Pernicka Susanne, Glassner Vera, Dittmar Nele
Institut für Soziologie, Abteilung Wirtschafts- und Organisationssoziologie, Johannes Kepler Universität Linz, Altenberger Straße 69, 4040 Linz, Austria.
OZS Osterr Z Soziol. 2018;43(Suppl 1):93-116. doi: 10.1007/s11614-018-0298-6. Epub 2018 May 16.
This article addresses the restructuring of wage-setting institutions in social services in Austria and Germany and seeks to better understand the forces shaping their changes and continuities. Social services include a wide range of services such as labour market policies or elderly care provided by state, private for- and non-profit organisations. Despite similar pressures resulting from European and national politics of economic liberalisation and austerity and the emergence of transnational corporations and labour migration wage-setting in social services turned out to follow different institutional paths.

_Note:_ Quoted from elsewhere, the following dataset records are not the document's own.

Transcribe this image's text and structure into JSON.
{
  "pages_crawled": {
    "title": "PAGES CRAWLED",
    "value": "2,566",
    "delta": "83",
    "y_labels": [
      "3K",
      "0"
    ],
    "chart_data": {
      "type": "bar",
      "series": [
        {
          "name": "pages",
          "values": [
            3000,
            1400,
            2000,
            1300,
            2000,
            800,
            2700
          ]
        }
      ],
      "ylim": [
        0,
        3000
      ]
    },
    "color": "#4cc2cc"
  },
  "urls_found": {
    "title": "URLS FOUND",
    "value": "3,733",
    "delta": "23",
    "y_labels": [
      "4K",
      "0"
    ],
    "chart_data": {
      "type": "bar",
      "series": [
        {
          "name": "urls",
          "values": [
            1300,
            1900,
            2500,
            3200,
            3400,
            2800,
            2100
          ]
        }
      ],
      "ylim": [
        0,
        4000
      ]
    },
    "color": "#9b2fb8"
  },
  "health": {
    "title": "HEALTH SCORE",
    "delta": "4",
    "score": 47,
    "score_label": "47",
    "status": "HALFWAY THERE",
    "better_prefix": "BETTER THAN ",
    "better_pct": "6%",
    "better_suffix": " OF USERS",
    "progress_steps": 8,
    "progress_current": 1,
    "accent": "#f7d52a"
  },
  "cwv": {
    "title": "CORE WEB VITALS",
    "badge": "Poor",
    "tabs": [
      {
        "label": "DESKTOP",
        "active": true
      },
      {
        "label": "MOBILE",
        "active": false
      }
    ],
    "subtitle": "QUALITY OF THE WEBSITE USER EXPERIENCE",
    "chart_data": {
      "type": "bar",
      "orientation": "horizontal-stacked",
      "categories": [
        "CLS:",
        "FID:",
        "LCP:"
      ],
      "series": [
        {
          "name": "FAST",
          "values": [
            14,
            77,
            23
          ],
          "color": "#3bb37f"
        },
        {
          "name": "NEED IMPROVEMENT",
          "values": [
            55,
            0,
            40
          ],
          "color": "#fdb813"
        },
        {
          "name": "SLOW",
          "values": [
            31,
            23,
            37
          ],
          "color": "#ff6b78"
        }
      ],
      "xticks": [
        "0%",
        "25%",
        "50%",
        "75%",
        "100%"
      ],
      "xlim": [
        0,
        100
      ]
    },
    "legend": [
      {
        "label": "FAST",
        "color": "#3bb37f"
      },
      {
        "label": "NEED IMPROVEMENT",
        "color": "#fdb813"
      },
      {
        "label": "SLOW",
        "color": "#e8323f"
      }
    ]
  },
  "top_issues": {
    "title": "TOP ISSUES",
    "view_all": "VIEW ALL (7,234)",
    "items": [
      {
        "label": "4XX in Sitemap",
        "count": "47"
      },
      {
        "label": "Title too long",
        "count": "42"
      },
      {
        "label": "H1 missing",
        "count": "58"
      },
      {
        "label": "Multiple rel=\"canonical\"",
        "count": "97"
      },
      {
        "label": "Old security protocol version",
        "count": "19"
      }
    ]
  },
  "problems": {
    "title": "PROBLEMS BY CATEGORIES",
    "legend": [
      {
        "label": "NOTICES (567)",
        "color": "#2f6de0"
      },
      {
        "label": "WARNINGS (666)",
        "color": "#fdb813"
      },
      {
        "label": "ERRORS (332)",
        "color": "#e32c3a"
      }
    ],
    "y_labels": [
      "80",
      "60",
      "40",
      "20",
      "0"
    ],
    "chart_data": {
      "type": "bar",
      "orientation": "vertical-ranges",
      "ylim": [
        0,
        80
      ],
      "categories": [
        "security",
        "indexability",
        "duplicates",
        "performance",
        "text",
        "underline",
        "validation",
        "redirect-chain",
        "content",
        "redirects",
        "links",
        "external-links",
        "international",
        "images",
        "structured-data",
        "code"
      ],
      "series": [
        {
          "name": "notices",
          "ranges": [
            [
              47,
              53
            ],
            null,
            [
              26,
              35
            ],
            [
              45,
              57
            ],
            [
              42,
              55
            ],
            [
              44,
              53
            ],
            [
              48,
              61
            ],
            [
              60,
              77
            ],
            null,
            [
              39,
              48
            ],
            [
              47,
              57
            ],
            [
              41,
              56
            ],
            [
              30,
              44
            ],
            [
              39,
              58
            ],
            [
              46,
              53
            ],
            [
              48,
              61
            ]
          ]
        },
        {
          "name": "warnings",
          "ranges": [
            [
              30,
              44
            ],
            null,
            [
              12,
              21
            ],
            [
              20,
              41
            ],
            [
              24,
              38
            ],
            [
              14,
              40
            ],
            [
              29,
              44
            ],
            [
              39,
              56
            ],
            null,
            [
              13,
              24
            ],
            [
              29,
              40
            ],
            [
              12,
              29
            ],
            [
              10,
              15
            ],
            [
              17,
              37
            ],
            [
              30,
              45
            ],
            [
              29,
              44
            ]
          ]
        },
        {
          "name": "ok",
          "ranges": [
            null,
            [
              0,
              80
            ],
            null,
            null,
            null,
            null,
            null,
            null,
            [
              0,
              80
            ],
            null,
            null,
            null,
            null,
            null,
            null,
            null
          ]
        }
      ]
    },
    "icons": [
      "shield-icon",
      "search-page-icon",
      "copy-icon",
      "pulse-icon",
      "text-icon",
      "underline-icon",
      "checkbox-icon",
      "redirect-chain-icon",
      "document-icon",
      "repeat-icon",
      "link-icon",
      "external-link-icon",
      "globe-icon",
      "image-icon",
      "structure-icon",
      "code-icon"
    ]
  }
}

This article expands conventional theorising by using a social field perspective to uncover the role of (institutionalised) power relations and conflict dynamics in shaping the wage-setting institutions. While existing institutions and particular power relations between regional and national actors helped create a common wage-setting field in Austrian social services, the interactions between national and regional, and, to a lesser extent, transnational field participants have led to fragmented and still contested institutions of wage setting in German social services.